This library supports reading and writing ESRI Shapefiles in pure Julia, as well as .zip
files that contain shapefiles.
Basic example of reading a shapefile from test cases:
using Shapefile
path = joinpath(dirname(pathof(Shapefile)),"..","test","shapelib_testcases","test.shp")
table = Shapefile.Table(path)
# if you only want the geometries and not the metadata in the DBF file
geoms = Shapefile.shapes(table)
# whole columns can be retrieved by their name
table.Descriptio # => Union{String, Missing}["Square with triangle missing", "Smaller triangle", missing]
# example function that iterates over the rows and gathers shapes that meet specific criteria
function selectshapes(table)
geoms = empty(Shapefile.shapes(table))
for row in table
if !ismissing(row.TestDouble) && row.TestDouble < 2000.0
push!(geoms, Shapefile.shape(row))
end
end
return geoms
end
# the metadata can be converted to other Tables such as DataFrame
using DataFrames
df = DataFrame(table)
Shapefiles can contain multiple parts for each shape entity.
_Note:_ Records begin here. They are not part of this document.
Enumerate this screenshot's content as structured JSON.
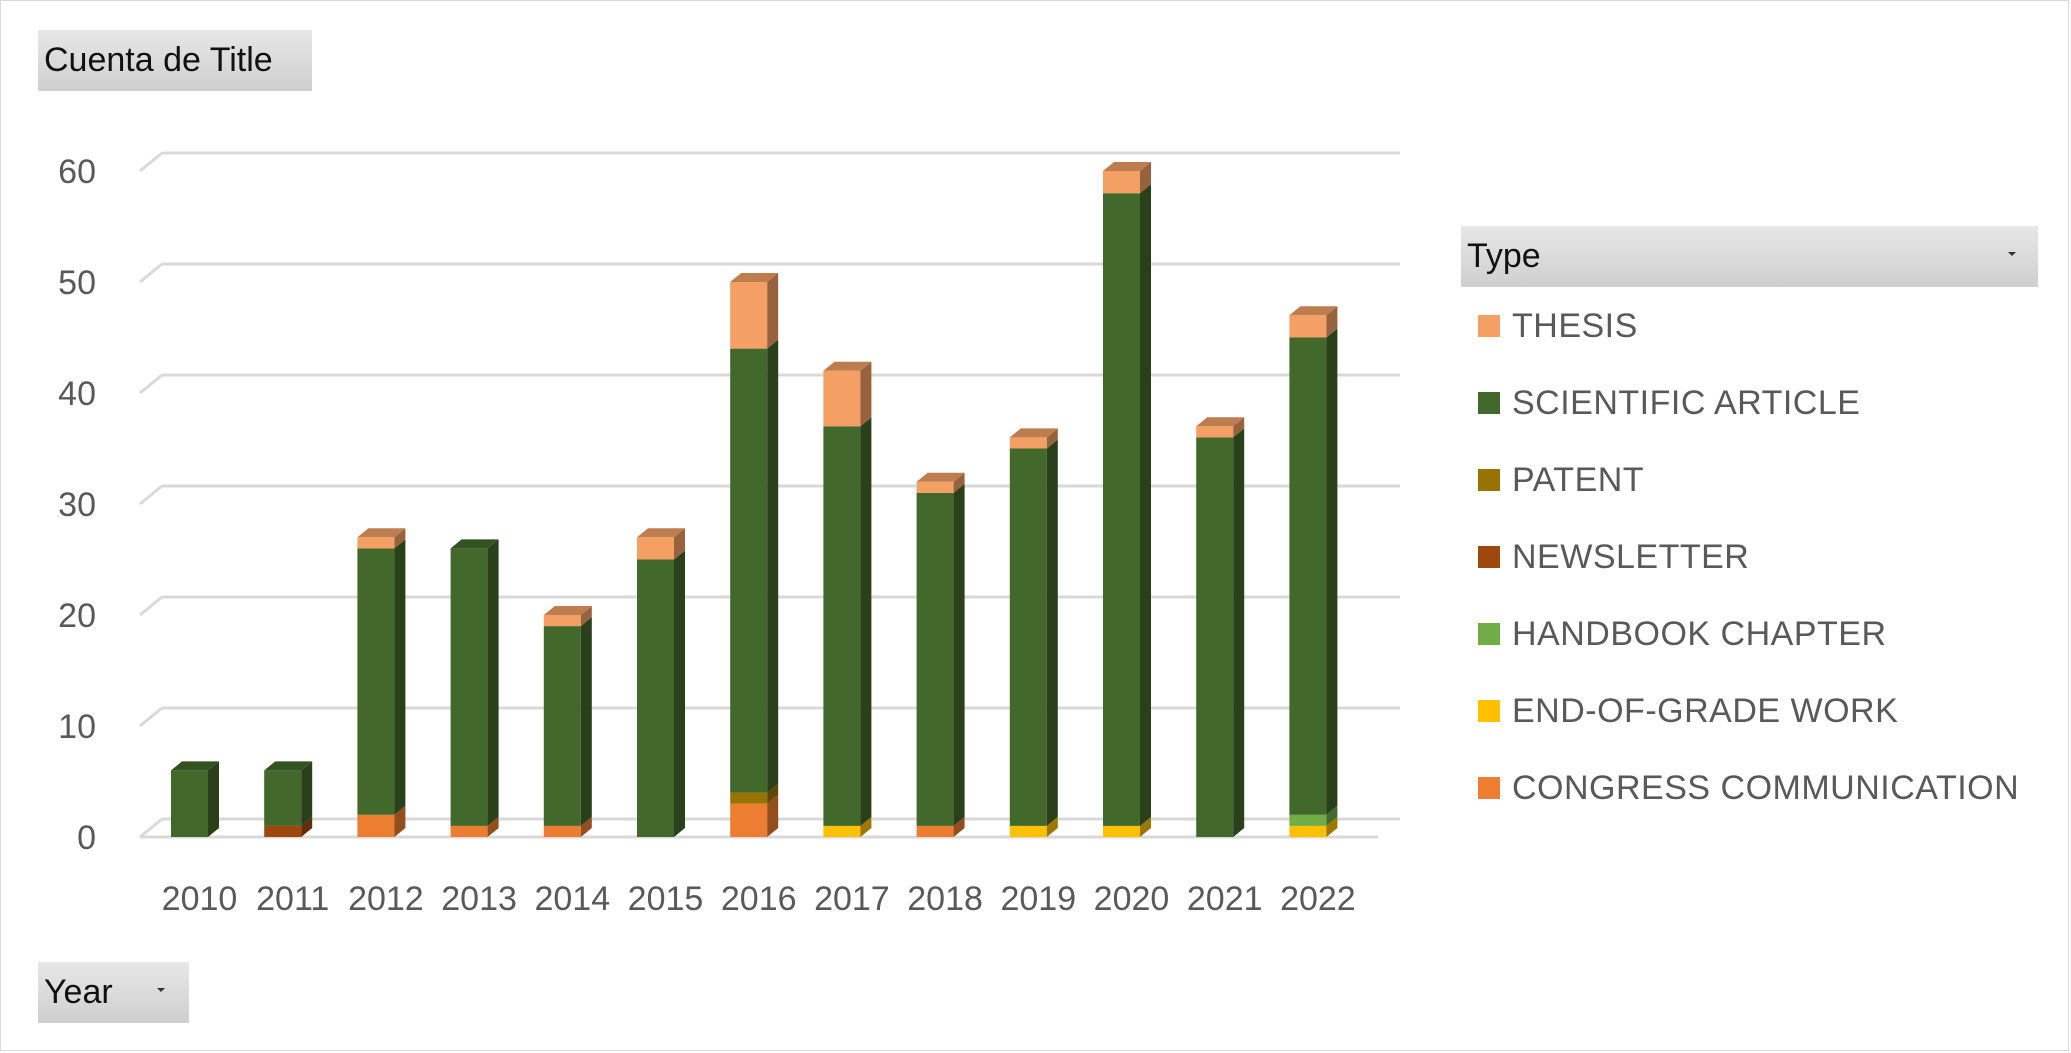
{
  "pivot": {
    "value_field": "Cuenta de Title",
    "row_field": "Year",
    "legend_field": "Type"
  },
  "legend": [
    {
      "key": "thesis",
      "label": "THESIS",
      "color": "#f4a064"
    },
    {
      "key": "scientific_article",
      "label": "SCIENTIFIC ARTICLE",
      "color": "#43682b"
    },
    {
      "key": "patent",
      "label": "PATENT",
      "color": "#997300"
    },
    {
      "key": "newsletter",
      "label": "NEWSLETTER",
      "color": "#9e480e"
    },
    {
      "key": "handbook_chapter",
      "label": "HANDBOOK CHAPTER",
      "color": "#70ad47"
    },
    {
      "key": "end_of_grade_work",
      "label": "END-OF-GRADE WORK",
      "color": "#ffc000"
    },
    {
      "key": "congress_communication",
      "label": "CONGRESS COMMUNICATION",
      "color": "#ed7d31"
    }
  ],
  "chart_data": {
    "type": "bar",
    "stacked": true,
    "three_d": true,
    "categories": [
      "2010",
      "2011",
      "2012",
      "2013",
      "2014",
      "2015",
      "2016",
      "2017",
      "2018",
      "2019",
      "2020",
      "2021",
      "2022"
    ],
    "series": [
      {
        "name": "CONGRESS COMMUNICATION",
        "color": "#ed7d31",
        "values": [
          0,
          0,
          2,
          1,
          1,
          0,
          3,
          0,
          1,
          0,
          0,
          0,
          0
        ]
      },
      {
        "name": "END-OF-GRADE WORK",
        "color": "#ffc000",
        "values": [
          0,
          0,
          0,
          0,
          0,
          0,
          0,
          1,
          0,
          1,
          1,
          0,
          1
        ]
      },
      {
        "name": "HANDBOOK CHAPTER",
        "color": "#70ad47",
        "values": [
          0,
          0,
          0,
          0,
          0,
          0,
          0,
          0,
          0,
          0,
          0,
          0,
          1
        ]
      },
      {
        "name": "NEWSLETTER",
        "color": "#9e480e",
        "values": [
          0,
          1,
          0,
          0,
          0,
          0,
          0,
          0,
          0,
          0,
          0,
          0,
          0
        ]
      },
      {
        "name": "PATENT",
        "color": "#997300",
        "values": [
          0,
          0,
          0,
          0,
          0,
          0,
          1,
          0,
          0,
          0,
          0,
          0,
          0
        ]
      },
      {
        "name": "SCIENTIFIC ARTICLE",
        "color": "#43682b",
        "values": [
          6,
          5,
          24,
          25,
          18,
          25,
          40,
          36,
          30,
          34,
          57,
          36,
          43
        ]
      },
      {
        "name": "THESIS",
        "color": "#f4a064",
        "values": [
          0,
          0,
          1,
          0,
          1,
          2,
          6,
          5,
          1,
          1,
          2,
          1,
          2
        ]
      }
    ],
    "ylim": [
      0,
      60
    ],
    "yticks": [
      "0",
      "10",
      "20",
      "30",
      "40",
      "50",
      "60"
    ],
    "grid": true,
    "legend_position": "right"
  }
}
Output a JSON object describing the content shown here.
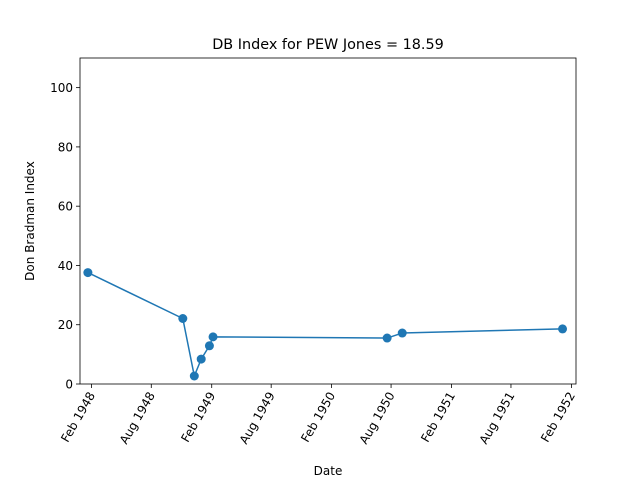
{
  "chart_data": {
    "type": "line",
    "title": "DB Index for PEW Jones = 18.59",
    "xlabel": "Date",
    "ylabel": "Don Bradman Index",
    "ylim": [
      0,
      110
    ],
    "xlim": [
      "1947-12-28",
      "1952-02-15"
    ],
    "yticks": [
      0,
      20,
      40,
      60,
      80,
      100
    ],
    "xticks": [
      {
        "date": "1948-02-01",
        "label": "Feb 1948"
      },
      {
        "date": "1948-08-01",
        "label": "Aug 1948"
      },
      {
        "date": "1949-02-01",
        "label": "Feb 1949"
      },
      {
        "date": "1949-08-01",
        "label": "Aug 1949"
      },
      {
        "date": "1950-02-01",
        "label": "Feb 1950"
      },
      {
        "date": "1950-08-01",
        "label": "Aug 1950"
      },
      {
        "date": "1951-02-01",
        "label": "Feb 1951"
      },
      {
        "date": "1951-08-01",
        "label": "Aug 1951"
      },
      {
        "date": "1952-02-01",
        "label": "Feb 1952"
      }
    ],
    "grid": false,
    "series": [
      {
        "color": "#1f77b4",
        "marker": "circle",
        "points": [
          {
            "x": "1948-01-21",
            "y": 37.6
          },
          {
            "x": "1948-11-05",
            "y": 22.1
          },
          {
            "x": "1948-12-10",
            "y": 2.7
          },
          {
            "x": "1948-12-31",
            "y": 8.4
          },
          {
            "x": "1949-01-25",
            "y": 12.9
          },
          {
            "x": "1949-02-05",
            "y": 15.9
          },
          {
            "x": "1950-07-20",
            "y": 15.5
          },
          {
            "x": "1950-09-04",
            "y": 17.2
          },
          {
            "x": "1952-01-05",
            "y": 18.59
          }
        ]
      }
    ]
  }
}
Use GeoInterface.coordinates
to fully decompose the shape data into parts.
# Example of converting the 1st shape of the file into parts (array of coordinates)
julia> GeoInterface.coordinates(Shapefile.shape(first(table)))
2-element Vector{Vector{Vector{Vector{Float64}}}}:
[[[20.0, 20.0], [20.0, 30.0], [30.0, 30.0], [20.0, 20.0]]]
[[[0.0, 0.0], [100.0, 0.0], [100.0, 100.0], [0.0, 100.0], [0.0, 0.0]]]
Shapefiles that are compressed into a .zip
file can be read by Shapefile.Table
if you load the ZipFile
library first.
If you want another lightweight pure Julia package for reading feature files, consider also GeoJSON.jl.
For more fully featured support for reading and writing geospatial data, at the cost of a larger binary dependency, look at ArchGDAL.jl or GeoDataFrames.jl.